A principios de la semana pasada, efectivos de la Dirección de Lucha contra el Narcotráfico detuvieron a un grupo de personas acusadas de ser parte de una organización narcocriminal que actuó durante años en la provincia.
Lideraron una docena de allanamientos en tres departamentos del Gran Mendoza y capturaron a ocho sospechosos de integrar la gavilla.
Hubo otros arrestados pero por la tenencia ilegal de una pistola 9 milímetros, que fue parte del secuestro que completaron marihuana, cocaína, vehículos, elementos de corte y fraccionamiento y dinero producto de las ventas.
Poco se conocía acerca de la operación que desplegaron los efectivos de Narcocriminalidad entre el martes y miércoles por la mañana, pero El Sol accedió al detalle de los procedimientos que se hicieron para desarticular la organización.
Entre los más destacados de la banda, contaron fuentes de la investigación, se encuentra el oficial inspector de la Unidad Especial de Patrullaje (UEP) de Capital Leonardo José López, conocido como Chino.
Este policía con pasado en la Comisaría Primera y la Dirección de Inteligencia Criminal (DIC) fue allanado en su lugar de trabajo y le hallaron un par de dosis de cocaína entre sus pertenencias.
Además de las pruebas que tenían contra él, terminó por complicarlo una simple consulta: los detectives le preguntaron a López si era adicto a las drogas –algo que se sospecha cuando hay miembros de la fuerza acusados de ser parte de una banda narco– y la respuesta fue contundente: “No”.
Los pesquisas agregaron otros nombres a la lista de personajes importantes dentro de la estructura de la banda dedicada a la compra, distribución y comercialización al menudeo de cocaína y marihuana: señalaron que el nexo más importante era el que mantenían el policía López con un hombre llamado José Luis Llanos, conocido como Boliviano, quien fue capturado en una propiedad de calle Nahuel Huapi, de Guaymallén.
También explicaron que otro sujeto, apodado Chucky e identificado por las fuentes como Héctor Alejandro Berrios, era parte de la venta de la droga a través de quiosquitos.
“El Boliviano y el Chino eran los que más contacto mantenían”, describió una fuente de la investigación, que agregó que el oficial inspector era el que brindaba información a Llanos de los movimientos investigativos de la fuerza.
Destacaron que no sólo aportaba seguridad de este tipo, sino que el Chino López participaba en las ganancias y también hacía de intermediario en algunas de las transacciones de sustancias prohibidas.

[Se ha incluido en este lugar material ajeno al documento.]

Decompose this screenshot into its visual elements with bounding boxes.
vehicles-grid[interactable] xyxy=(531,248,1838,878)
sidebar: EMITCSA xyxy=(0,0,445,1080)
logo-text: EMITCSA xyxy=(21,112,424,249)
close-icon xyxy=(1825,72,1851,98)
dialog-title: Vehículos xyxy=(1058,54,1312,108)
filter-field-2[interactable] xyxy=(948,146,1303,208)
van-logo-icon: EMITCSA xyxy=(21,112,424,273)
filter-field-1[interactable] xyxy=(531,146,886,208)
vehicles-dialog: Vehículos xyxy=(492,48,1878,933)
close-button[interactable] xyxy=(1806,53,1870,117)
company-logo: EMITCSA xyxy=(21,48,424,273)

Tanto es así que allanaron un bar-pool que –aseguran– este policía tenía en Los Corralitos.
Si bien no se encontraba habilitado y tampoco secuestraron elementos importantes para la causa, se cree que en ese lugar se desarrollaban los encuentros entre los miembros y se planeaban estrategias para profundizar el negocio narco en el sector.
Lo cierto es que fueron varios los sectores allanados que permitieron la incautación de más de 2 kilos de marihuana, 100 dosis de cocaína (los conocidos ravioles), 37 mil pesos en efectivo que serían producto de la comercialización, balanzas, armas, semillas de cannabis y vehículos, como un VW Vento y un Gol, una moto tipo pistera y también un Toyota Corolla.
Por ejemplo, los policías de Lucha contra el Narcotráfico irrumpieron en domicilios de calle Elpidio González; en los barrios Santa María de Oro, San Vicente, Cooperativa El Carmen y Santa Teresita y en la UEP de Capital, cuando abordaron y esposaron al uniformado.
Ver también: Cómo nació la investigación para desbaratar la banda “narcopolicial”
La pesquisa contra esta banda nació el año pasado por trabajos de la División Robos y Hurtos de Investigaciones, que detectó que había relación entre la banda “narcopolicial”, un presunto narco llamado César Montiveros –conocido como el Cafiso– y también Sergio el Chirola Pizarro, el empresario de la noche detenido a principios de agosto intentando ingresar a Mendoza casi 50 kilos de cocaína pura.
Pizarro y algunos de los integrantes de la gavilla “narcopolicial” mantenían contacto directo para la distribución de los estupefacientes, sentenciaron fuentes que participaron en las detenciones de todos los sospechosos.
Ver también: Operación Arco Blanco: cómo se pactó la entrega de la cocaína
Se cree que el Chirola, a través gente que trabajaba para él, proveía la mercadería para su posterior venta en pequeñas cantidades y esto permitió conocer que existía una red que operaba en diversos sectores del Gran Mendoza.